Davantage de soldats combattants et d’officiers de l’armée israélienne sont issus d’écoles secondaires religieuses, pas nécessairement celles des implantations, comparées aux écoles laïques. Ces écoles occupent 7 places sur 10, dans un classement publié mardi par l’armée.

Quatre de ces écoles font partie du mouvement Bnei Akiva.

Bien que l’école la mieux classée soit située dans l’implantation de Sussiya, au sud de Hébron, la plupart des autres écoles sont situées à l’intérieur de la Ligne Verte.

De plus, sur l’ensemble des conseils régionaux qui figurent dans ce classement pour les soldats, filles et garçons confondus, un seul est situé en Cisjordanie. Il s’agit du Gush Etzion, à la huitième place.

Cette donnée semble contredire l’idée selon laquelle les implantations de Cisjordanie fournissent de nombreuses recrues combattantes.

Des soldats de la Brigade Kfir de Tsahal lors d’un entraînement dans la vallée du Jourdain, le 28 novembre 2017. (Crédit : Judah Ari Gross / Times of Israel)

L’implantation de Maalé Adumim, près de Jérusalem, occupe la treizième place sur vingt, sur le nombre de combattants originaires issus de cette localité, et les autres villes sont à l’intérieur des lignes de 67.

En ce qui concerne les recrues féminines, la seule ville de Cisjordanie qui figure au classement est Ariel, à la dix-huitième place.

Ces chiffres sont issus des classements annuels effectués par l’armée sur les conseils municipaux et régionaux, les villes et les écoles desquelles sont issus les plus hauts pourcentages de soldats combattants ou d’officiers.

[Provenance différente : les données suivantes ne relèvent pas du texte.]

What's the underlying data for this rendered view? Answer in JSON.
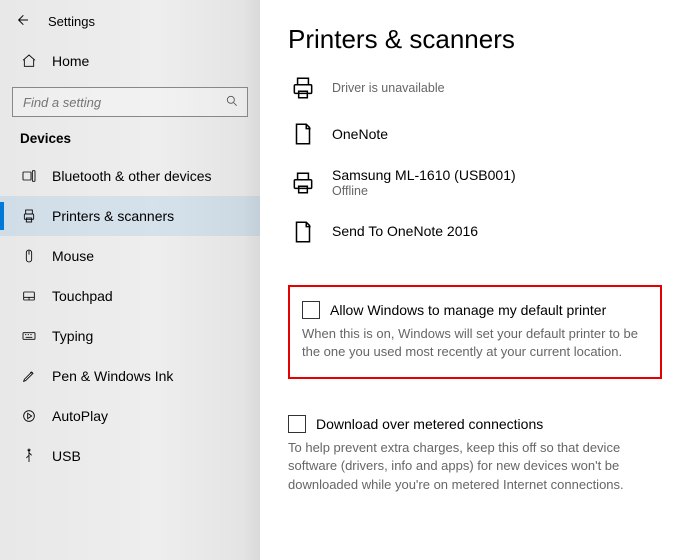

La plupart des villes en haut du classement sont situées dans le centre du pays. La ville qui compte le plus grand nombre de combattants et d’officiers hommes est Givat Shmuel, et Ness Tziona compte le plus grand nombre de femmes combattantes et officiers.

Des Israéliennes servant dans le bataillon Caracal, en novembre 2007. (Crédit : Yoni Markovitzki/unité des porte-paroles de l’armée israélienne/Flash90)

Les trois plus grandes villes du pays, à savoir Jérusalem, Tel Aviv et Haïfa, sont absentes du classement.

Jérusalem abrite une large communauté ultra-orthodoxe et de nombreux résidents arabes, qui n’effectuent pas de service militaire. Haifa compte également une importante communauté arabe.

Dimanche, l’armée a fait savoir qu’elle avait raté de 20 % l’objectif de recrues ultra-orthodoxes fixé par le gouvernement. Cependant, l’an dernier, l’armée à enregistré un nombre record de recrues féminines, avec 2 700 soldates dans les unités combattantes. Cela correspond à cinq fois les effectifs de 2012, où seule 547 femmes étaient combattantes.

Le service militaire est obligatoire pour tous les citoyens israéliens, y compris les Druzes et les Bédouins, âgés de plus de 18 ans. Les Arabes en sont exemptés mais peuvent servir s’ils le souhaitent (ce qui reste assez rare). Il existe des aménagements spéciaux pour la communauté ultra-orthodoxe.

Le service militaire dure 32 mois pour les hommes, et 24 pour les femmes.